I agree with and support your proposals to make the APS more flexible, introduce a
head of service and increase the ability to harness the power of technology to draw on
government’s data holdings. However, it is my submission that without very
substantial change in the nature of the constitutional and legal relationship between
the elected government and the APS many of these goals will remain unattainable in
any sustainable way.
At the heart of my concern is that the constitution, the structure of statute, and
convention will continue to cruel attempts at achieving a more unified APS and
better whole-of-government outcomes. For as long as departments continue to be
accountable to Ministers who continue to be individually accountable to Parliament
for the decisions they make under legislation assigned to them and for the
performance of their departments, it is hard to see how real whole-of-government
flexibility can be achieved. While Cabinet will continue to coordinate and guide
ministers, without giving it (Cabinet) legal standing and justiciable authority, the
siloed nature of government will remain intact.
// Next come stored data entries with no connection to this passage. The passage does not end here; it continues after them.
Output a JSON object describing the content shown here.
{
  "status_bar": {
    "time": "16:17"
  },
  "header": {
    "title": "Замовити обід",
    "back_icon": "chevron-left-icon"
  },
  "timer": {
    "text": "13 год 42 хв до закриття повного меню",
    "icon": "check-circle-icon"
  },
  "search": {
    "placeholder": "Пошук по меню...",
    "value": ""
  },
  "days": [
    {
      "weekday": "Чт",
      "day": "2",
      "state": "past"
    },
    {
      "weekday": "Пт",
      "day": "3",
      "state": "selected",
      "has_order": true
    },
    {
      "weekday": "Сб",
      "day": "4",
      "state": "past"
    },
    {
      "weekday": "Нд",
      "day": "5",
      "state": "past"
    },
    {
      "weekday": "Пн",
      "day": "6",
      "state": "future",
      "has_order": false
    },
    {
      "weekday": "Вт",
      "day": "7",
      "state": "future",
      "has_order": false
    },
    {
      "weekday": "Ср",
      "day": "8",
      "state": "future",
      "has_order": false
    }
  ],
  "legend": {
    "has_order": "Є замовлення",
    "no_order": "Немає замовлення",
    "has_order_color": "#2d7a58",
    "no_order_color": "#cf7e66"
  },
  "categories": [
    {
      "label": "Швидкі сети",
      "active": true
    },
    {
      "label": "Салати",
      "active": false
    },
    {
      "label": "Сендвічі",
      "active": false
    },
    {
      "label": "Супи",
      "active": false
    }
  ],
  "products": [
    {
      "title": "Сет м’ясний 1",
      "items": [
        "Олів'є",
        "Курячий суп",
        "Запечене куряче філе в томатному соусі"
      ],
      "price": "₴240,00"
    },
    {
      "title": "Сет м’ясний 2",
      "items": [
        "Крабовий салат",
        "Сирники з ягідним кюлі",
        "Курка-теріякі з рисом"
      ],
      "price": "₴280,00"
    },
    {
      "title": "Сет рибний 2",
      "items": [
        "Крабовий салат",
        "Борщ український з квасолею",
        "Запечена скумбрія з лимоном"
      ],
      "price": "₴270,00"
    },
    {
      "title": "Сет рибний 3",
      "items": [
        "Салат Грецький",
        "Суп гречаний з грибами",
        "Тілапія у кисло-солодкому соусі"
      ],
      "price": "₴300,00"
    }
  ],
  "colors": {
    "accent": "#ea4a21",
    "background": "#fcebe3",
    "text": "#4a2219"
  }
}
Individual Ministers and Secretaries
will still make most of the legally enforceable decisions of government. They will
have to do so within the constraints of the law, and that may well constrain the
effectiveness of cross-agency work where expenditure and decisions under statute
are required, particularly if those decisions need to be made by Ministers.
The second structural problem—alluded to in Tiernan et al’s paper—is that there is a
need for clarity in the who the APS really serves. Section 3(a) of the Public Service
Act 1999 says one object is, “to establish an apolitical public service that is efficient
and effective in serving the Government, the Parliament and the Australian public”.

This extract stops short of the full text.